Émilie met fin à ses jours dans sa baignoire. Une fois morte, son âme va hanter
le vieil immeuble où elle habitait. Naviguant d’appartement en appartement,
elle découvre le quotidien et le vrai visage de ses voisins. Des gens seuls,
perdus, au bord du gouffre, des couples infidèles, une sorcière acariâtre qui
tue les animaux, un peintre voyeur mais aussi de drôles de personnages, comme
cette petite fille enfermée dans un placard ou cet homme organisant des orgies
avec de célèbres héroïnes de romans qu’il fait sortir de sa bibliothèque. Émilie
se demande pourquoi elle doit subir un tel sort, elle se demande si sa situation
est appelée à durer éternellement. Un vieux chat va devenir son confident. Ils
peuvent se parler, l’animal est le véritable maître de l’immeuble, celui qui
sait tout sur tout le monde. Pour Émilie, c’est une nouvelle vie qui commence…

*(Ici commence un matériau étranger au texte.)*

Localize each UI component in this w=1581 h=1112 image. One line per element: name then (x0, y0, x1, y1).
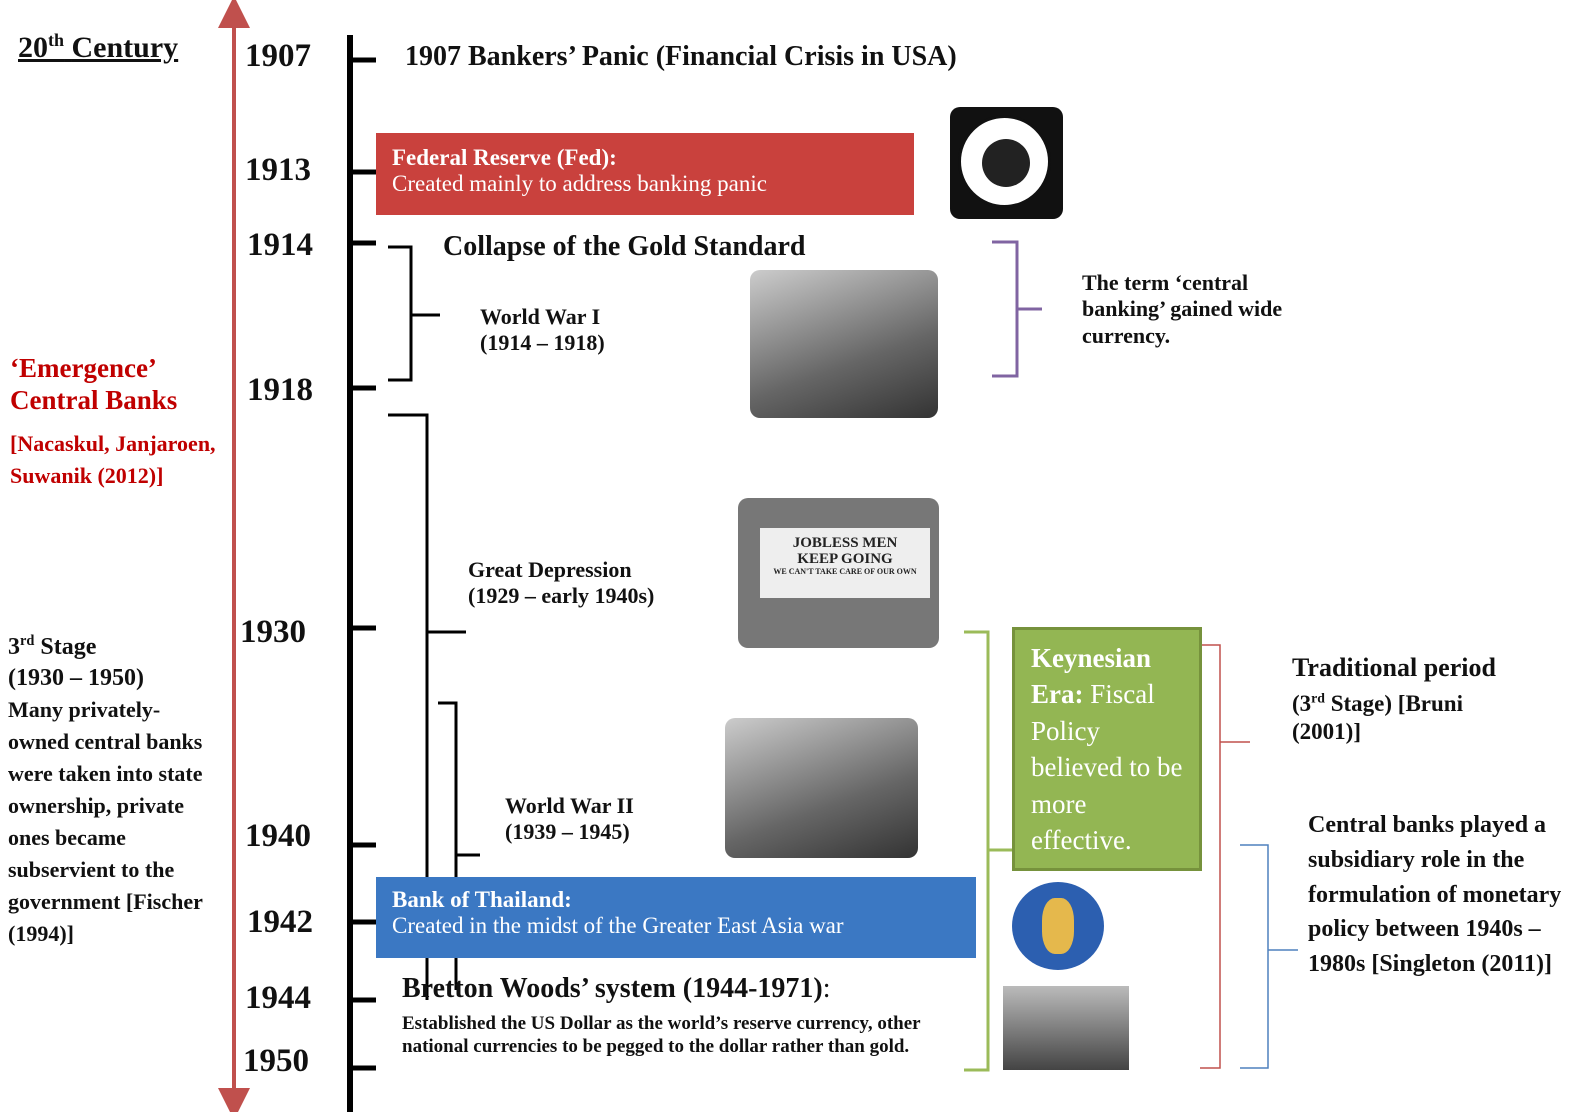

Un album totalement inclassable, à l’ambiance envoûtante, et parsemé de magnifiques citations littéraires (Rimbaud, Pouchkine, Lewis Caroll, Baudelaire…). Le fantôme de la jeune femme flotte sur un monde étrange, en apesanteur, nimbé de mélancolie. La narration peut sembler décousue mais Sorel a construit son histoire comme une succession de nouvelles se déroulant dans le vase clôt de l’immeuble et dont le fil conducteur serait cette âme qui traverse les murs. L’occasion pour lui de dresser quelques portraits inquiétants, troublants ou réalistes. Hommage aux contes fantastiques de Poe et Maupassant, Hôtel particulier entretient une sorte de doute permanent, entre rêve, folie, surnaturel et réalité, le tout saupoudré d’une belle dose de sensualité. Difficile pour le lecteur de s’y retrouver mais a-t-on toujours besoin d’explications rationnelles ? N’est-il pas délicieux de se laisser mener par le bout du nez dans ce halo d’étrangeté qui nous enveloppe dès les premières pages ?
Pour ce qui est du dessin, c’est tout simplement sublime. Sorel est depuis longtemps un de mes dessinateurs préférés. Ici, il a travaillé au lavis, usant d’un noir et blanc vaporeux rehaussé de nombreuses nuances de gris. Son art du cadrage et l’attention particulière donnée à la lumière fait de chaque planche un petit bijou de fluidité et d’équilibre. J’aime par ailleurs beaucoup les personnages qu’il met en scène, notamment les femmes, qui sont tout sauf des pin-up. Le visage marqué, le cheveu filasse et des courbes parfois un peu trop généreuses, elles sont justes réelles et non fantasmées.
Un album empreint d’une sombre poésie et d’un esthétisme aussi rare que fascinant. Ai-je vraiment besoin de vous dire que j’ai aimé ?
Hôtel particulier de Guillaume Sorel. Casterman, 2013. 104 pages. 17 euros.